I just finished my first reading of Seth Godin's new free eBook, Stop Stealing Dreams. After my first reading, I decided to read it again, take more notes, and highlight more passages.
Here are a few of my thoughts after my initial reading.
- Students are probably NOT dreaming about how school helps them prepare for the future when they are not in school. These dreams are more likely to occur in classes that either put students to sleep or are so unclear about their relevance that students begin daydreaming.
- Dreams become reality when we take action to make them come true. This is applicable to teachers, schools, students, and parents. Anyone can act on their dreams (it isn't dependent on someone else).
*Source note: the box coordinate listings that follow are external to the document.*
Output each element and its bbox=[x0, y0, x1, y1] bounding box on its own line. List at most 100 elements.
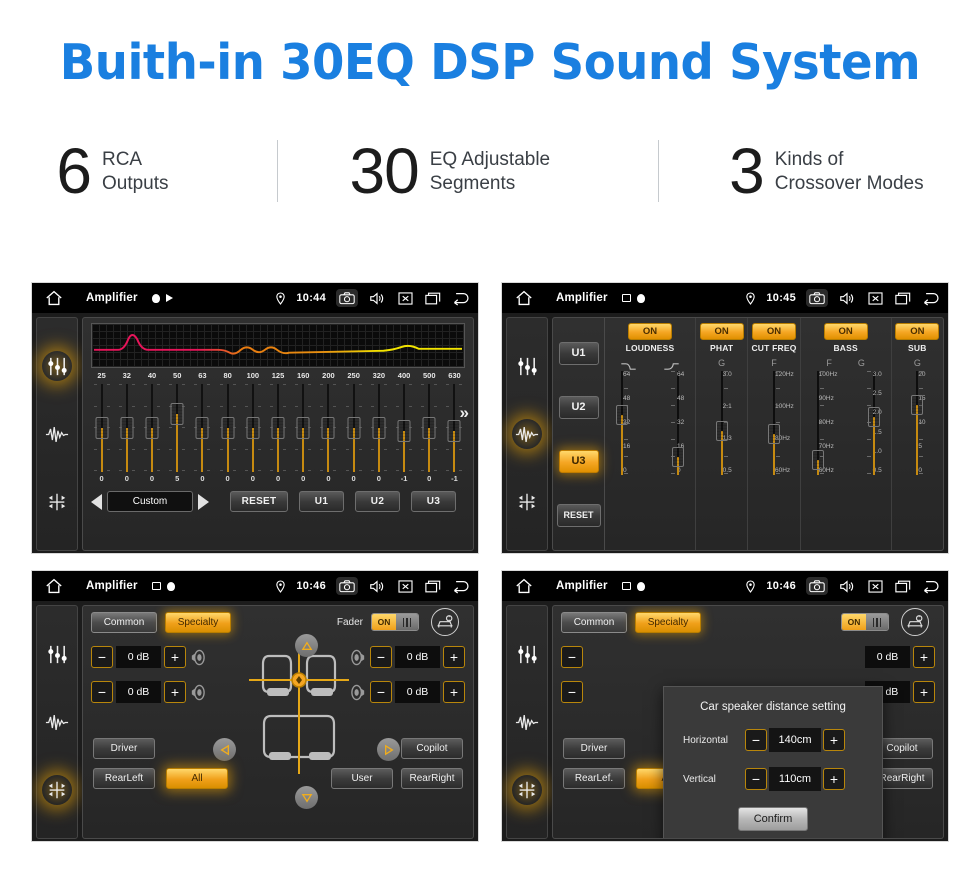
decrease-button[interactable]: − bbox=[561, 646, 583, 668]
close-box-icon[interactable] bbox=[396, 577, 414, 595]
tab-specialty[interactable]: Specialty bbox=[635, 611, 701, 633]
slider-track[interactable] bbox=[446, 384, 463, 472]
eq-band-slider[interactable]: -1 bbox=[391, 384, 416, 488]
increase-button[interactable]: + bbox=[443, 681, 465, 703]
slider-knob[interactable] bbox=[811, 450, 824, 470]
sidebar-item-balance[interactable] bbox=[512, 487, 542, 517]
decrease-button[interactable]: − bbox=[745, 729, 767, 751]
sidebar-item-equalizer[interactable] bbox=[512, 351, 542, 381]
decrease-button[interactable]: − bbox=[561, 681, 583, 703]
eq-band-slider[interactable]: 0 bbox=[265, 384, 290, 488]
preset-next-button[interactable] bbox=[198, 493, 209, 510]
slider-knob[interactable] bbox=[867, 407, 880, 427]
sidebar-item-waveform[interactable] bbox=[42, 707, 72, 737]
confirm-button[interactable]: Confirm bbox=[738, 807, 808, 831]
back-icon[interactable] bbox=[922, 289, 940, 307]
seat-driver-button[interactable]: Driver bbox=[563, 738, 625, 759]
close-box-icon[interactable] bbox=[866, 577, 884, 595]
eq-band-slider[interactable]: 0 bbox=[139, 384, 164, 488]
sidebar-item-balance[interactable] bbox=[512, 775, 542, 805]
decrease-button[interactable]: − bbox=[370, 646, 392, 668]
camera-icon[interactable] bbox=[336, 289, 358, 307]
close-box-icon[interactable] bbox=[866, 289, 884, 307]
recent-apps-icon[interactable] bbox=[894, 577, 912, 595]
seat-all-button[interactable]: All bbox=[166, 768, 228, 789]
sidebar-item-waveform[interactable] bbox=[512, 419, 542, 449]
slider-track[interactable] bbox=[194, 384, 211, 472]
slider-track[interactable] bbox=[244, 384, 261, 472]
preset-prev-button[interactable] bbox=[91, 493, 102, 510]
preset-u1-button[interactable]: U1 bbox=[558, 341, 599, 365]
slider-knob[interactable] bbox=[271, 417, 285, 439]
slider-knob[interactable] bbox=[397, 420, 411, 442]
slider-track[interactable] bbox=[270, 384, 287, 472]
preset-u2-button[interactable]: U2 bbox=[355, 491, 400, 512]
slider-knob[interactable] bbox=[911, 395, 924, 415]
slider-knob[interactable] bbox=[120, 417, 134, 439]
car-settings-icon[interactable] bbox=[431, 608, 459, 636]
camera-icon[interactable] bbox=[806, 289, 828, 307]
slider-track[interactable] bbox=[169, 384, 186, 472]
preset-u3-button[interactable]: U3 bbox=[558, 449, 599, 473]
effect-slider[interactable]: 100Hz 90Hz 80Hz 70Hz 60Hz bbox=[801, 371, 837, 475]
sidebar-item-waveform[interactable] bbox=[42, 419, 72, 449]
eq-band-slider[interactable]: 0 bbox=[240, 384, 265, 488]
preset-u3-button[interactable]: U3 bbox=[411, 491, 456, 512]
slider-track[interactable] bbox=[370, 384, 387, 472]
effect-toggle-phat[interactable]: ON bbox=[699, 323, 744, 340]
back-icon[interactable] bbox=[922, 577, 940, 595]
effect-toggle-bass[interactable]: ON bbox=[823, 323, 868, 340]
sidebar-item-equalizer[interactable] bbox=[512, 639, 542, 669]
sidebar-item-waveform[interactable] bbox=[512, 707, 542, 737]
seat-user-button[interactable]: User bbox=[331, 768, 393, 789]
seat-driver-button[interactable]: Driver bbox=[93, 738, 155, 759]
eq-band-slider[interactable]: -1 bbox=[442, 384, 467, 488]
sidebar-item-equalizer[interactable] bbox=[42, 639, 72, 669]
fader-toggle[interactable]: ON bbox=[841, 613, 889, 631]
increase-button[interactable]: + bbox=[164, 681, 186, 703]
home-icon[interactable] bbox=[514, 290, 534, 306]
preset-name-display[interactable]: Custom bbox=[107, 491, 193, 512]
recent-apps-icon[interactable] bbox=[424, 577, 442, 595]
fader-toggle[interactable]: ON bbox=[371, 613, 419, 631]
home-icon[interactable] bbox=[44, 578, 64, 594]
nav-up-button[interactable] bbox=[295, 634, 318, 657]
eq-band-slider[interactable]: 0 bbox=[291, 384, 316, 488]
slider-track[interactable] bbox=[295, 384, 312, 472]
eq-band-slider[interactable]: 0 bbox=[215, 384, 240, 488]
slider-knob[interactable] bbox=[616, 405, 628, 425]
eq-band-slider[interactable]: 0 bbox=[341, 384, 366, 488]
slider-track[interactable] bbox=[421, 384, 438, 472]
seat-rearright-button[interactable]: RearRight bbox=[401, 768, 463, 789]
slider-knob[interactable] bbox=[95, 417, 109, 439]
recent-apps-icon[interactable] bbox=[894, 289, 912, 307]
slider-track[interactable] bbox=[396, 384, 413, 472]
sidebar-item-balance[interactable] bbox=[42, 775, 72, 805]
volume-icon[interactable] bbox=[838, 289, 856, 307]
camera-icon[interactable] bbox=[336, 577, 358, 595]
slider-knob[interactable] bbox=[321, 417, 335, 439]
eq-band-slider[interactable]: 5 bbox=[165, 384, 190, 488]
recent-apps-icon[interactable] bbox=[424, 289, 442, 307]
slider-track[interactable] bbox=[345, 384, 362, 472]
nav-left-button[interactable] bbox=[213, 738, 236, 761]
back-icon[interactable] bbox=[452, 289, 470, 307]
effect-slider[interactable]: 3.02.11.30.5 bbox=[705, 371, 739, 475]
slider-knob[interactable] bbox=[145, 417, 159, 439]
slider-knob[interactable] bbox=[347, 417, 361, 439]
eq-band-slider[interactable]: 0 bbox=[316, 384, 341, 488]
eq-band-slider[interactable]: 0 bbox=[114, 384, 139, 488]
close-box-icon[interactable] bbox=[396, 289, 414, 307]
effect-slider[interactable]: 3.02.52.01.51.00.5 bbox=[857, 371, 891, 475]
slider-knob[interactable] bbox=[422, 417, 436, 439]
nav-right-button[interactable] bbox=[377, 738, 400, 761]
reset-button[interactable]: RESET bbox=[230, 491, 288, 512]
preset-u1-button[interactable]: U1 bbox=[299, 491, 344, 512]
nav-down-button[interactable] bbox=[295, 786, 318, 809]
car-settings-icon[interactable] bbox=[901, 608, 929, 636]
volume-icon[interactable] bbox=[368, 289, 386, 307]
slider-knob[interactable] bbox=[170, 403, 184, 425]
slider-knob[interactable] bbox=[221, 417, 235, 439]
decrease-button[interactable]: − bbox=[745, 768, 767, 790]
effect-slider[interactable]: 644832160 bbox=[661, 371, 695, 475]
- Many teachers want to provide what students need, but when teacher education hasn't caught up to those needs, teaches are left to make their best guess which, if not effective, can give the appearance of helplessness.
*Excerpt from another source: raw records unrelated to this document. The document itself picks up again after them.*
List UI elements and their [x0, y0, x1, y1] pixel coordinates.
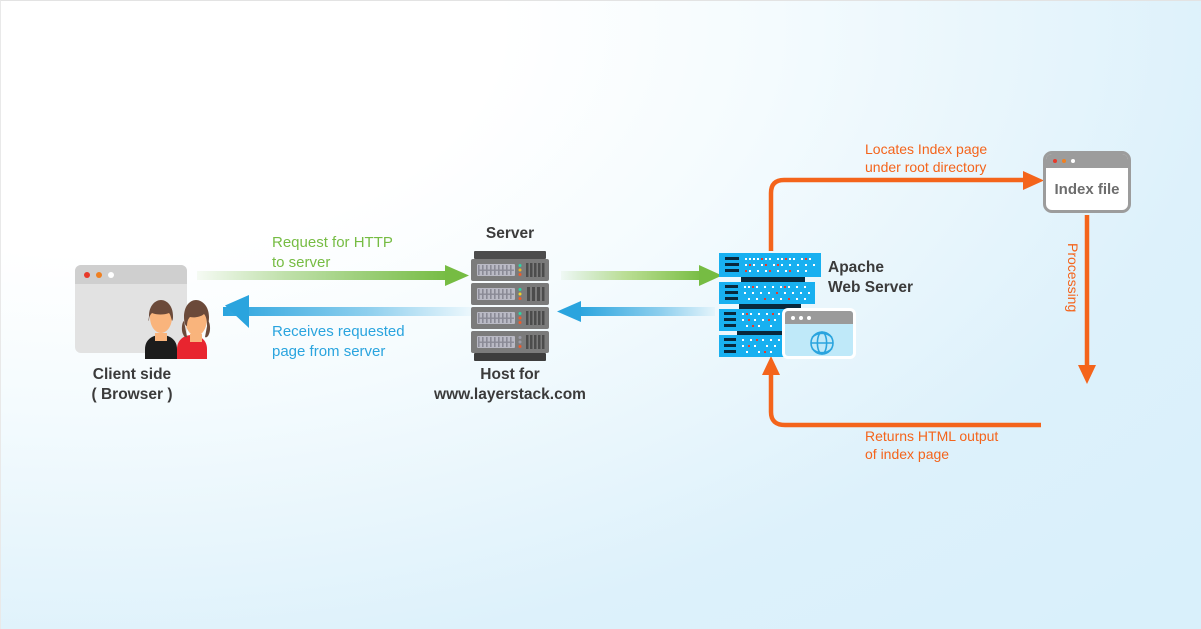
window-dot-orange: [1062, 159, 1066, 163]
server-host-line1: Host for: [480, 366, 540, 383]
receive-flow-label: Receives requested page from server: [272, 323, 405, 360]
host-server-rack-icon: [471, 251, 549, 361]
globe-icon: [810, 331, 834, 355]
arrow-request-server-to-apache: [561, 265, 722, 286]
window-dot-2: [799, 315, 803, 320]
apache-caption-line2: Web Server: [828, 279, 914, 297]
browser-title-bar: [75, 265, 187, 284]
arrow-response-apache-to-server: [557, 301, 715, 322]
request-flow-label: Request for HTTP to server: [272, 234, 393, 271]
client-caption: Client side ( Browser ): [59, 365, 205, 406]
arrow-returns-html-output: [762, 356, 1041, 428]
window-dot-red: [84, 271, 90, 278]
server-caption-top: Server: [485, 225, 535, 242]
window-dot-red: [1053, 159, 1057, 163]
server-host-domain: www.layerstack.com: [434, 386, 586, 404]
window-dot-1: [791, 315, 795, 320]
diagram-canvas: Client side ( Browser ) Server Host for w…: [0, 0, 1201, 629]
client-caption-line2: ( Browser ): [91, 386, 173, 404]
arrow-locates-index-page: [768, 171, 1044, 251]
client-caption-line1: Client side: [92, 366, 172, 383]
apache-browser-title-bar: [785, 311, 853, 324]
index-file-label: Index file: [1054, 180, 1120, 198]
apache-caption: Apache Web Server: [828, 258, 968, 299]
window-dot-white: [1071, 159, 1075, 163]
apache-caption-line1: Apache: [828, 259, 884, 276]
locates-flow-label: Locates Index page under root directory: [865, 141, 988, 176]
returns-flow-label: Returns HTML output of index page: [865, 428, 999, 463]
window-dot-3: [807, 315, 811, 320]
index-file-title-bar: [1046, 154, 1128, 168]
window-dot-orange: [96, 271, 102, 278]
apache-browser-window: [782, 308, 856, 359]
processing-flow-label: Processing: [1065, 243, 1081, 313]
window-dot-white: [108, 271, 114, 278]
users-icon: [145, 300, 211, 359]
index-file-window: Index file: [1043, 151, 1131, 213]
server-caption-bottom: Host for www.layerstack.com: [409, 365, 611, 406]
- Some schools do content, facts, and tests well. Some schools do problem based, experiential learning well. Most rare are the schools that do both well.
- The answer may not be to change the system completely. It may be to add an additional system that balances and compliments the other for schools that cannot do both well enough. Maybe a Bicameral System of Education - one "house" based on content, facts, and testing, the other "house" set up for problem based, experiential, social learning (I am currently working on a post with more details about this idea).
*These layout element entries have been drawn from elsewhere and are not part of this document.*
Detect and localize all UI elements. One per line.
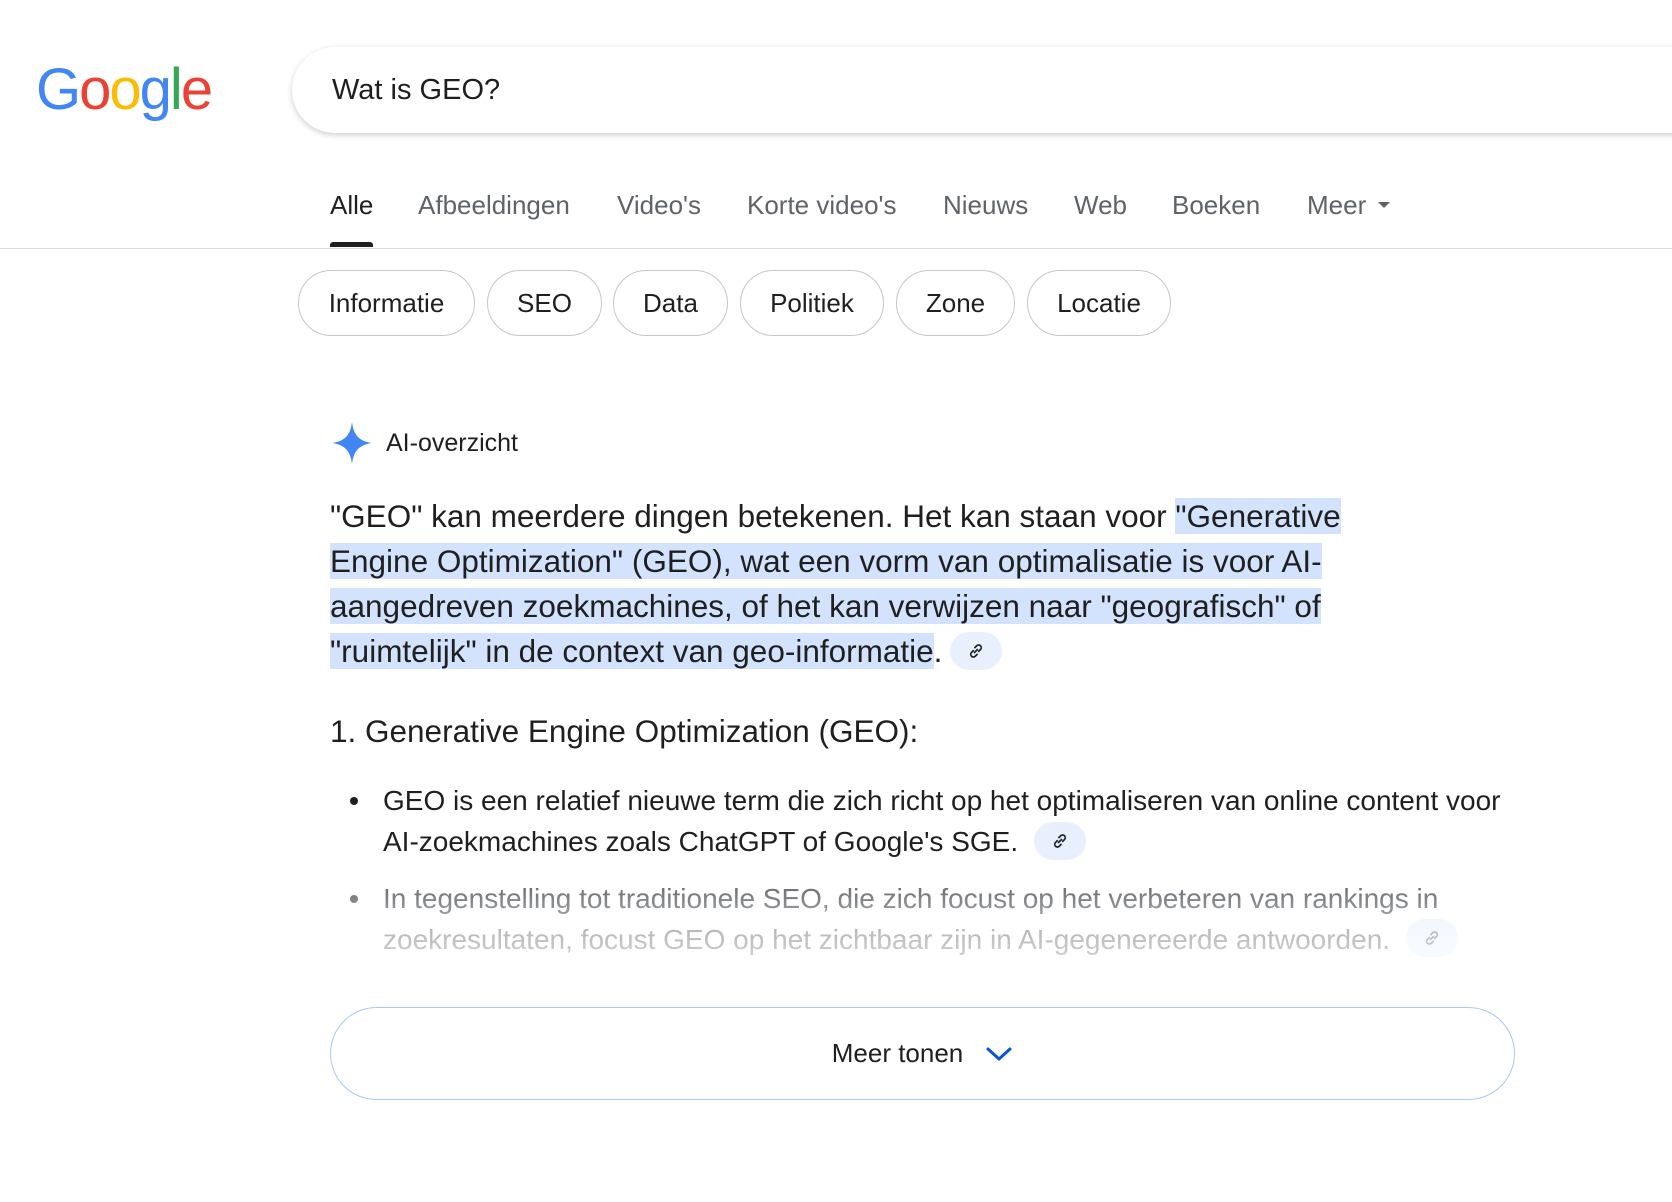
chevron-down-icon <box>986 1047 1012 1060</box>
logo-letter: e <box>180 57 213 122</box>
tab-afbeeldingen[interactable]: Afbeeldingen <box>418 190 570 246</box>
logo-letter: G <box>36 57 81 122</box>
tab-meer[interactable]: Meer <box>1307 190 1391 246</box>
google-logo[interactable]: Google <box>36 50 213 130</box>
source-link-button[interactable] <box>1033 821 1086 860</box>
show-more-label: Meer tonen <box>831 1038 964 1068</box>
ai-overview-label: AI-overzicht <box>386 428 518 457</box>
logo-letter: o <box>79 57 111 122</box>
sparkle-icon <box>332 422 372 464</box>
logo-letter: l <box>169 57 183 122</box>
chip-zone[interactable]: Zone <box>896 270 1015 336</box>
summary-text: "GEO" kan meerdere dingen betekenen. Het… <box>330 498 1176 534</box>
chip-informatie[interactable]: Informatie <box>298 270 475 336</box>
bullet-dot <box>350 797 358 805</box>
bullet-list: GEO is een relatief nieuwe term die zich… <box>330 780 1530 975</box>
list-item: In tegenstelling tot traditionele SEO, d… <box>330 878 1530 961</box>
link-icon <box>1053 833 1066 848</box>
search-tabs: Alle Afbeeldingen Video's Korte video's … <box>0 160 1672 249</box>
bullet-text: GEO is een relatief nieuwe term die zich… <box>383 785 1501 857</box>
tab-meer-label: Meer <box>1307 190 1367 220</box>
search-results-page: Google Alle Afbeeldingen Video's Korte v… <box>0 0 1672 1202</box>
bullet-text: In tegenstelling tot traditionele SEO, d… <box>383 882 1439 955</box>
chip-data[interactable]: Data <box>613 270 728 336</box>
search-box[interactable] <box>292 47 1672 133</box>
caret-down-icon <box>1378 202 1391 209</box>
chip-locatie[interactable]: Locatie <box>1027 270 1171 336</box>
bullet-dot <box>350 894 358 903</box>
tab-alle[interactable]: Alle <box>330 190 374 247</box>
tab-nieuws[interactable]: Nieuws <box>943 190 1028 246</box>
list-item: GEO is een relatief nieuwe term die zich… <box>330 780 1530 863</box>
source-link-button[interactable] <box>1405 919 1458 958</box>
ai-overview-summary: "GEO" kan meerdere dingen betekenen. Het… <box>330 494 1430 674</box>
logo-letter: g <box>139 57 172 122</box>
tab-web[interactable]: Web <box>1074 190 1127 246</box>
summary-suffix: . <box>933 633 943 669</box>
ai-overview-header: AI-overzicht <box>330 420 518 466</box>
section-heading: 1. Generative Engine Optimization (GEO): <box>330 713 919 749</box>
tab-korte-videos[interactable]: Korte video's <box>747 190 897 246</box>
link-icon <box>1425 931 1438 946</box>
show-more-button[interactable]: Meer tonen <box>330 1007 1515 1100</box>
logo-letter: o <box>109 57 141 122</box>
tab-videos[interactable]: Video's <box>617 190 701 246</box>
chip-seo[interactable]: SEO <box>487 270 602 336</box>
chip-politiek[interactable]: Politiek <box>740 270 884 336</box>
search-input[interactable] <box>332 67 1532 113</box>
source-link-button[interactable] <box>950 631 1003 670</box>
tab-boeken[interactable]: Boeken <box>1172 190 1260 246</box>
link-icon <box>970 643 983 658</box>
- If the current system was set up to feed the economy and produce obedient factory workers for the industrial age, is it hypocritical to suggest we change the system to feed the "new" post-industrial age economy? I guess I'm asking if it is any better to want schools to develop students with the necessary skills to fuel the current economy than it is to criticize them for doing basically the same thing for the "older" economy? I'm just asking...
I have been a big follower of Seth's work for some time. I applaud his new work as a bold statement about the state of the education system in the US. As with everything from Seth that I have read, Stop Stealing Dreams, at a few points, made me a little uncomfortable. That is one of the most important reasons why I read Seth's work and recommend this, and all his books, to others.
Remember, stealing dreams is impossible when students can't dream in your class because they are too busy doing relevant and meaningful work that prepares them for THEIR future (not our past).
Everything else induces sleep, which is when the dreaming begins - not a good strategy for effective teaching, unless your goal is to steal dreams.